Gaps in PG&E pipeline info could carry implications for land-use decisions
When the Guardian initially phoned the Planning Department to ask about digging near pipelines, the phone call was returned by the Department of Public Works. Anytime a street excavation project is planned, DPW's Gloria Chan explained, a notice of intent is issued 120 days beforehand to PG&E, AT&T, the Public Utilities Commission, and any other stakeholders that might have something running underground. Projects are then designed to integrate existing lines. "Sometimes the information we get may be 40 years old," Chan said. Through a mandated process called USA Service Alert, people go out to physically mark where the underground infrastructure begins and ends on the project site before a contractor starts breaking ground.

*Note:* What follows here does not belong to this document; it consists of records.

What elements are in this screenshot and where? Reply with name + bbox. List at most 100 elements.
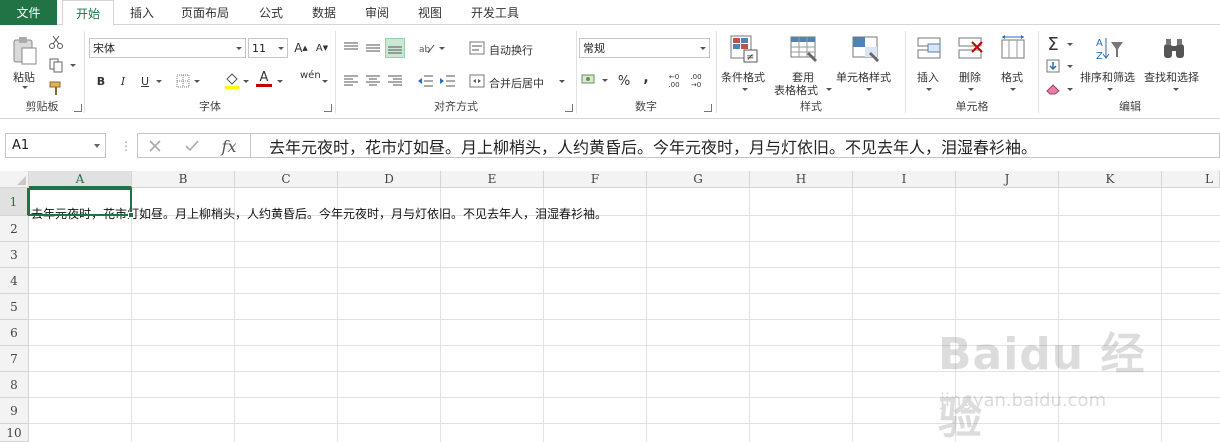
merge-center-label[interactable]: 合并后居中: [489, 75, 544, 91]
orientation-icon[interactable]: ab: [417, 38, 437, 58]
alignment-launcher-icon[interactable]: [565, 104, 573, 112]
row-header-2[interactable]: 2: [0, 216, 29, 242]
tab-data[interactable]: 数据: [303, 0, 345, 25]
enter-icon[interactable]: [182, 138, 202, 154]
column-header-g[interactable]: G: [647, 171, 750, 188]
insert-cells-icon[interactable]: [913, 33, 945, 65]
number-launcher-icon[interactable]: [704, 104, 712, 112]
format-as-table-dropdown-icon[interactable]: [826, 88, 832, 91]
column-header-h[interactable]: H: [750, 171, 853, 188]
cell-styles-icon[interactable]: [850, 33, 882, 65]
row-header-6[interactable]: 6: [0, 320, 29, 346]
font-size-select[interactable]: 11: [248, 38, 288, 58]
sort-filter-label[interactable]: 排序和筛选: [1080, 69, 1135, 85]
cell-styles-label[interactable]: 单元格样式: [836, 69, 891, 85]
find-select-label[interactable]: 查找和选择: [1144, 69, 1199, 85]
format-cells-label[interactable]: 格式: [1001, 69, 1023, 85]
row-header-7[interactable]: 7: [0, 346, 29, 372]
tab-insert[interactable]: 插入: [120, 0, 164, 25]
shrink-font-button[interactable]: A ▼: [312, 38, 332, 58]
align-middle-icon[interactable]: [363, 38, 383, 58]
format-painter-icon[interactable]: [47, 79, 65, 97]
cell-styles-dropdown-icon[interactable]: [866, 88, 872, 91]
sort-filter-icon[interactable]: AZ: [1094, 33, 1126, 65]
accounting-format-icon[interactable]: [580, 70, 600, 90]
column-header-f[interactable]: F: [544, 171, 647, 188]
column-header-l[interactable]: L: [1162, 171, 1220, 188]
fill-dropdown-icon[interactable]: [1067, 65, 1073, 68]
active-cell-a1[interactable]: [28, 188, 132, 216]
clipboard-launcher-icon[interactable]: [74, 104, 82, 112]
cancel-icon[interactable]: [146, 138, 164, 154]
row-header-1[interactable]: 1: [0, 188, 29, 216]
italic-button[interactable]: I: [113, 71, 133, 91]
align-bottom-icon[interactable]: [385, 38, 405, 58]
wrap-text-label[interactable]: 自动换行: [489, 42, 533, 58]
autosum-dropdown-icon[interactable]: [1067, 43, 1073, 46]
fill-color-dropdown-icon[interactable]: [243, 80, 249, 83]
row-header-5[interactable]: 5: [0, 294, 29, 320]
tab-formulas[interactable]: 公式: [250, 0, 292, 25]
column-header-b[interactable]: B: [132, 171, 235, 188]
insert-cells-dropdown-icon[interactable]: [926, 88, 932, 91]
conditional-formatting-icon[interactable]: ≠: [728, 33, 760, 65]
column-header-e[interactable]: E: [441, 171, 544, 188]
percent-button[interactable]: %: [614, 71, 634, 91]
delete-cells-label[interactable]: 删除: [959, 69, 981, 85]
cut-icon[interactable]: [47, 33, 65, 51]
tab-developer[interactable]: 开发工具: [462, 0, 528, 25]
font-launcher-icon[interactable]: [324, 104, 332, 112]
row-header-4[interactable]: 4: [0, 268, 29, 294]
merge-dropdown-icon[interactable]: [559, 80, 565, 83]
column-header-i[interactable]: I: [853, 171, 956, 188]
paste-icon[interactable]: [10, 35, 40, 67]
paste-dropdown-icon[interactable]: [22, 86, 28, 89]
insert-function-button[interactable]: fx: [218, 136, 240, 156]
copy-dropdown-icon[interactable]: [70, 64, 76, 67]
row-header-9[interactable]: 9: [0, 398, 29, 424]
row-header-3[interactable]: 3: [0, 242, 29, 268]
clear-icon[interactable]: [1044, 80, 1062, 98]
fill-icon[interactable]: [1044, 57, 1062, 75]
align-right-icon[interactable]: [385, 71, 405, 91]
column-header-c[interactable]: C: [235, 171, 338, 188]
bold-button[interactable]: B: [91, 71, 111, 91]
conditional-formatting-label[interactable]: 条件格式: [721, 69, 765, 85]
underline-dropdown-icon[interactable]: [156, 80, 162, 83]
select-all-button[interactable]: [0, 171, 29, 188]
delete-cells-dropdown-icon[interactable]: [968, 88, 974, 91]
conditional-formatting-dropdown-icon[interactable]: [742, 88, 748, 91]
find-select-dropdown-icon[interactable]: [1173, 88, 1179, 91]
column-header-d[interactable]: D: [338, 171, 441, 188]
paste-label[interactable]: 粘贴: [13, 69, 35, 85]
formula-bar-resize-icon[interactable]: ⋮: [120, 139, 132, 153]
increase-decimal-button[interactable]: ←0.00: [664, 71, 684, 91]
accounting-dropdown-icon[interactable]: [602, 79, 608, 82]
tab-file[interactable]: 文件: [0, 0, 57, 25]
tab-review[interactable]: 审阅: [356, 0, 398, 25]
font-name-select[interactable]: 宋体: [89, 38, 246, 58]
copy-icon[interactable]: [47, 56, 65, 74]
borders-icon[interactable]: [174, 72, 192, 90]
format-cells-icon[interactable]: [997, 33, 1029, 65]
sort-filter-dropdown-icon[interactable]: [1107, 88, 1113, 91]
phonetic-button[interactable]: wén: [300, 70, 321, 81]
find-select-icon[interactable]: [1158, 33, 1190, 65]
format-as-table-icon[interactable]: [788, 33, 820, 65]
tab-page-layout[interactable]: 页面布局: [172, 0, 238, 25]
format-as-table-label-2[interactable]: 表格格式: [774, 82, 818, 98]
underline-button[interactable]: U: [135, 71, 155, 91]
tab-home[interactable]: 开始: [62, 0, 114, 26]
align-top-icon[interactable]: [341, 38, 361, 58]
orientation-dropdown-icon[interactable]: [439, 47, 445, 50]
format-cells-dropdown-icon[interactable]: [1010, 88, 1016, 91]
align-center-icon[interactable]: [363, 71, 383, 91]
font-color-dropdown-icon[interactable]: [277, 80, 283, 83]
delete-cells-icon[interactable]: [955, 33, 987, 65]
comma-button[interactable]: ,: [636, 68, 656, 88]
wrap-text-icon[interactable]: [467, 38, 487, 58]
row-header-10[interactable]: 10: [0, 424, 29, 442]
grow-font-button[interactable]: A ▲: [291, 38, 311, 58]
phonetic-dropdown-icon[interactable]: [322, 80, 328, 83]
name-box[interactable]: A1: [5, 133, 106, 158]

That same process occurs with private development projects, explained Alan Kropp, a geotechnical engineer with the firm Alan Kropp & Associates. Kropp said it's left up to a private contractor to work out the technical details for digging, which are governed by a set of regulations. "If you're one foot away or three feet away, most pipes don't care," Kropp said, but he acknowledged that if a pipe is deteriorated, there could be instances where digging a normally safe distance away could still pose a problem.
"Almost all the time, the system works well," Kropp said. As for the condition of the pipe, Kropp said, that information generally doesn't guide project decisions. "It's really up to the owner of the pipeline," he said. "They would be the ones in control of that information."